Consider a simple 2-class SVM, where the goal is to identify a hyperplane that linearly separates the instances and maximizes the boundary. It is quite intuitive to believe that the uncertainty of classifying instances is the highest around the margin or the support vectors, especially in a relaxed setting where you allow for a few training misclassification with introduction of slack variables.
Query by uncertainty
In uncertainty sampling, instances are preferred that receives the lowest class probability estimate by the ensemble of classifiers. The class probability is the highest probability with which an instance is assigned a class label. The degree of uncertainty could be measured as simply 1 - P(Y_hat|x), where Y_hat is the class label for with the conditional probability P(Y|x) is the highest. There are other ways to measure as well, like:
- Difference in conditional probability : P(Y1|x) - P(Y2|x), where Y1 is the class for which x has the highest probability and Y2 is the next highest.
Query by committee
The idea here is to form a committee of weak learners that are either totally different classification methods like decision tree, SVM, k-NN, etc or a bunch of same type of method, say like 100 decision trees that you generate via bagging. Each of these classifiers would work on the initial small set of labeled instances. The goal is here to identify those unlabeled instances for which base learners differ in their votes the most. Engelson and Dangon(1996) formulated a voted entropy to identify candidates for labeling.

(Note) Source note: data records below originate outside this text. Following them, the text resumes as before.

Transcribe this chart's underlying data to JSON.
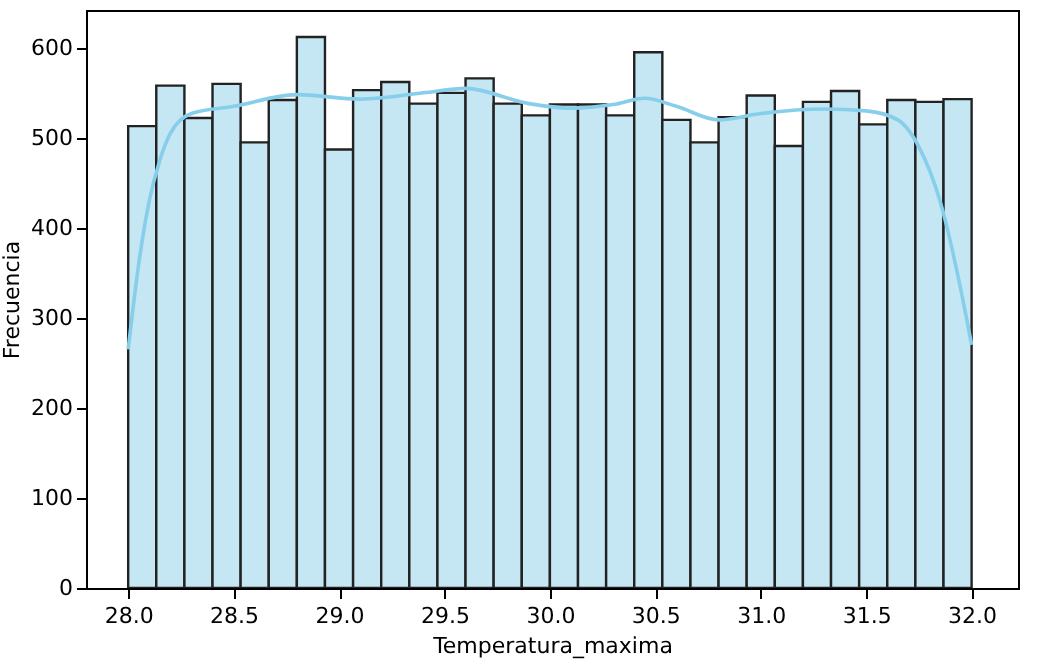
{
  "chart_data": {
    "type": "histogram",
    "xlabel": "Temperatura_maxima",
    "ylabel": "Frecuencia",
    "bins": [
      28.0,
      28.1333,
      28.2667,
      28.4,
      28.5333,
      28.6667,
      28.8,
      28.9333,
      29.0667,
      29.2,
      29.3333,
      29.4667,
      29.6,
      29.7333,
      29.8667,
      30.0,
      30.1333,
      30.2667,
      30.4,
      30.5333,
      30.6667,
      30.8,
      30.9333,
      31.0667,
      31.2,
      31.3333,
      31.4667,
      31.6,
      31.7333,
      31.8667,
      32.0
    ],
    "series": [
      {
        "type": "histogram",
        "color": "#c5e6f3",
        "values": [
          513,
          558,
          522,
          560,
          495,
          542,
          612,
          487,
          553,
          562,
          538,
          550,
          566,
          538,
          525,
          537,
          537,
          525,
          595,
          520,
          495,
          523,
          547,
          491,
          540,
          552,
          515,
          542,
          540,
          543
        ]
      },
      {
        "type": "line",
        "color": "#87ceeb",
        "x": [
          28.0,
          28.05,
          28.1,
          28.15,
          28.2,
          28.3,
          28.5,
          28.8,
          29.1,
          29.4,
          29.6,
          29.9,
          30.1,
          30.3,
          30.45,
          30.6,
          30.8,
          31.0,
          31.3,
          31.5,
          31.65,
          31.75,
          31.85,
          31.95,
          32.0
        ],
        "values": [
          265,
          360,
          430,
          475,
          505,
          527,
          535,
          548,
          543,
          550,
          555,
          538,
          533,
          537,
          544,
          535,
          520,
          527,
          532,
          530,
          520,
          490,
          430,
          330,
          270
        ]
      }
    ],
    "xlim": [
      27.8,
      32.22
    ],
    "xticks": [
      {
        "value": 28,
        "label": "28.0"
      },
      {
        "value": 28.5,
        "label": "28.5"
      },
      {
        "value": 29,
        "label": "29.0"
      },
      {
        "value": 29.5,
        "label": "29.5"
      },
      {
        "value": 30,
        "label": "30.0"
      },
      {
        "value": 30.5,
        "label": "30.5"
      },
      {
        "value": 31,
        "label": "31.0"
      },
      {
        "value": 31.5,
        "label": "31.5"
      },
      {
        "value": 32,
        "label": "32.0"
      }
    ],
    "ylim": [
      0,
      642
    ],
    "yticks": [
      0,
      100,
      200,
      300,
      400,
      500,
      600
    ]
  }
}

One of the extension to the uncertainty method that I am currently working on is how to avoid sampling an unlabeled instance as a candidate for labeling, the contribution to the model of which was potentially already explained by an earlier sampled unlabeled point within epsilon distance. One of the approach here could be to apply Canopy Clustering on identified candidates for labeling, i.e. add another point only if the distance to all the points so far in the canopy list is at-least T1.